Dalam hal ini kemudian penulis (Heri Santoso dan Listiyono Santoso) mengartikan pribumisasi dalam 3 makna Implisit gerakan priibumisasi,yaitu: Pertama, Pribumisasi merupakan sikap ketidakpuasan terhadap ilmu sosial Barat yang dikembangkan di suatu kawasan, karena dianggap tidak mampu menjelaskan dan memecahkan problem masyarakat yang timbul. Kedua, Pribumisasi  merupakan metode alternatif terhadap ketidakpuasan  ilmuwan atas dominasi ilmu sosial barat kepada ilmu sosial pribumi. Ketiga, Dari kedua uraian diatas dapat dipahami bahwa makna terdalam pribumisasi adalah pencarian identitas ilmu-ilmu sosial Indonesia  di tengah-tengah komunitas ilmu sosial lain.










DAFTAR PUSTAKA

Mikhael Dua. (2011). Kebebasan Ilmu Pengetahua dan Teknologi. Yogyakarta : Penerbit Kanisius
Muhammad Adib. (2011). Filsafat Ilmu. Yogyakarta : Pustaka Pelajar.

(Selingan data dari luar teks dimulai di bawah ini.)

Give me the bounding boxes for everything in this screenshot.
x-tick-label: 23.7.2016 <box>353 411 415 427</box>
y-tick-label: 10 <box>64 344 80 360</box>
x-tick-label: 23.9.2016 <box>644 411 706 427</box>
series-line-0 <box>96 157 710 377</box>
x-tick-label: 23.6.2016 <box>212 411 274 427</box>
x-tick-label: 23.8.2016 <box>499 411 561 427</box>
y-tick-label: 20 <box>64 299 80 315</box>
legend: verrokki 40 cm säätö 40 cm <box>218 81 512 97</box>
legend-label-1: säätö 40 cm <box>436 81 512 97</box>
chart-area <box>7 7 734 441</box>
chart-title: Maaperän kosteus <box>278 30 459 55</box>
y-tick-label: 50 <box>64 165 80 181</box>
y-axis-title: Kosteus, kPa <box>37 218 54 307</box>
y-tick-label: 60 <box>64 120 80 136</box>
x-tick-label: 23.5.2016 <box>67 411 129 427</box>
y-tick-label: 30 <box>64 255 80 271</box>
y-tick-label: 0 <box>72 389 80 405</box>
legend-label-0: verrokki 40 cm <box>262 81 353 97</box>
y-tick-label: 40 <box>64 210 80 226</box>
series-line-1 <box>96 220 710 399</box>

Heri Santoso & Listyono Santoso (2003). Filsafat Ilmu Sosial. Yogyakarta : Gama Media
H.M. Rasjidi. (1984). Persoalan – Persoalan Filsafat. Jakarta :   Bulan Bintang.
http://paparisa.unpatti.ac.id diakses pada 20 Agustus 2012
Jujun Sumantri. (2005). Filsafat Ilmu Sebuah Pengantar Populer. Jakarta : Pustaka Sinar Harapan.
Purwadi. (2007). Filsafat Jawa dan kearifan lokal. Yogyakarta: Panji Pustaka.
Surajiyo. (2007). Filsafat Ilmu dan Perkembangannya di Indonesia. Jakarta : Bumi Aksara.
Win Usuluddin Bernadien. (2011). Membuka Gerbang Filsafat. Yogyakarta : Pustaka Pelajar.
Titus, H.Harold., Smith S.M., & Nolan, T.R. (1984). Living issues in philosophy . (Terjemahan H.M Rasjidi). Jakarta: Bulan Bintang (Buku asli diterbitkan tahun 1979).